The current Logan County Animal Shelter may have some problems, but it is not a public health risk according to Logan County Judge Executive Logan Chick.
Tracy Moser, who has been working for the shelter for the past six months, told members of the fiscal court Tuesday, Nov. 24th, that the shelter was a health risk to the public and her staff and needed to be moved. Moser claimed that she and her employees were getting sick and had signs posted for those who come to the shelter not to touch the dogs.
“This is just not true,” said Judge Executive Logan Chick. “According to the Logan County Health Department, the shelter is not a public health risk.”
The health department visited the shelter Wednesday after Moser made statements at the court meeting about Giardia- an intestinal infection spread through feces. Moser said it was everywhere and she could not control it. She claimed the septic system was leaking all over the ground when it rained, and got on the feet of those who walked on the grounds, as well as the dogs themselves.
“The health department went out there Wednesday and walked around and looked at sewage system and building and gave it a clean bill of health,” said Chick. “They are going back out there today (Monday) and will be looking at the property while it is saturated by the rain. I am supposed to get a report from them afterwards.”
Chick said he was told by the health department if there were an epidemic of disease at the shelter, there would have to be several people who had gotten sick, and within a certain amount of hours a medical professional would have to report the issue and that was never done.
After Moser reported the shelter being a pubic health hazard, Logan County Jailer Phil Gregory pulled the inmates that are sent to help clean every day.
“There really wasn’t anything I could do. If there were a health risk for the inmates like Ms. Moser stated, I could not send them in good conscience,” said Gregory. The inmates are now back at the shelter after the health department visit.
Chick said according to the health department Giardia is in every soil. This was echoed by magistrate Dickie Carter at the Tuesday, Nov. 24th meeting when he told Moser there would be Giardia at a new facility as well.
Moser had come to the court Nov. 24th asking the county to purchase property to move the shelter. The property she wanted is 12.43 acres for $125,000. The court did not approve her request, with some magistrates saying they thought the old shelter could be fixed.

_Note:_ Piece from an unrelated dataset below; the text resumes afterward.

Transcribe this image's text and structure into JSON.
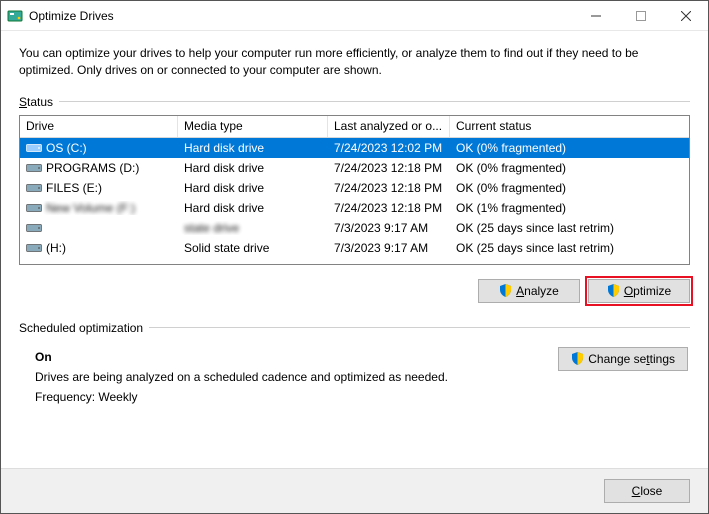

“I don’t think at this time we need to move the shelter,” said Chick. “We need to take what we have and work with it, and then maybe later in the future look at what direction the county needs to go in.”
Moser questioned magistrates Nov. 24th for spending $115,000 on a “decorative” fence around the historic courthouse. The project called for a retaining wall to be taken down and built back up.
“That wall has been a six or seven year project,” said Chick. “We looked into grants to get it done, but they were matching and would have been a lot higher. I think we are going to have a good finished product when it is done.”
The wall has been in place since 1904 and began crumbling recently causing a safety issue.
“Everybody I talked to were agreeable it helped the appearance of the courthouse and alleviated the safety hazard,” Chick said. “Just because we proceeded with this project and others that are good for the county doesn’t mean we don’t care about the animals.”
According to a letter sent to Chick after Tuesday’s meeting by the Barren River District Health Department, they do not support a statement that the Logan County Animal Shelter is experiencing a high instance of Giardia Enteritis due to poor conditions within the shelter itself.
“This claim is categorically untrue since such a statement would have been supported with clinical evidence obtained from a medical lab and a substantiated investigation from our epidemiological team. To date no such investigation or report has been made. Unless this critical step is taken there is no possible way to ascertain if the claim is accurate,” said Rob Dixon and Roy Litterall of the Logan County Health Department.
The health department further stated if shelter personnel were getting sick, they recommended having them tested at a hospital to confirm whether Giardia is the cause of the sickness.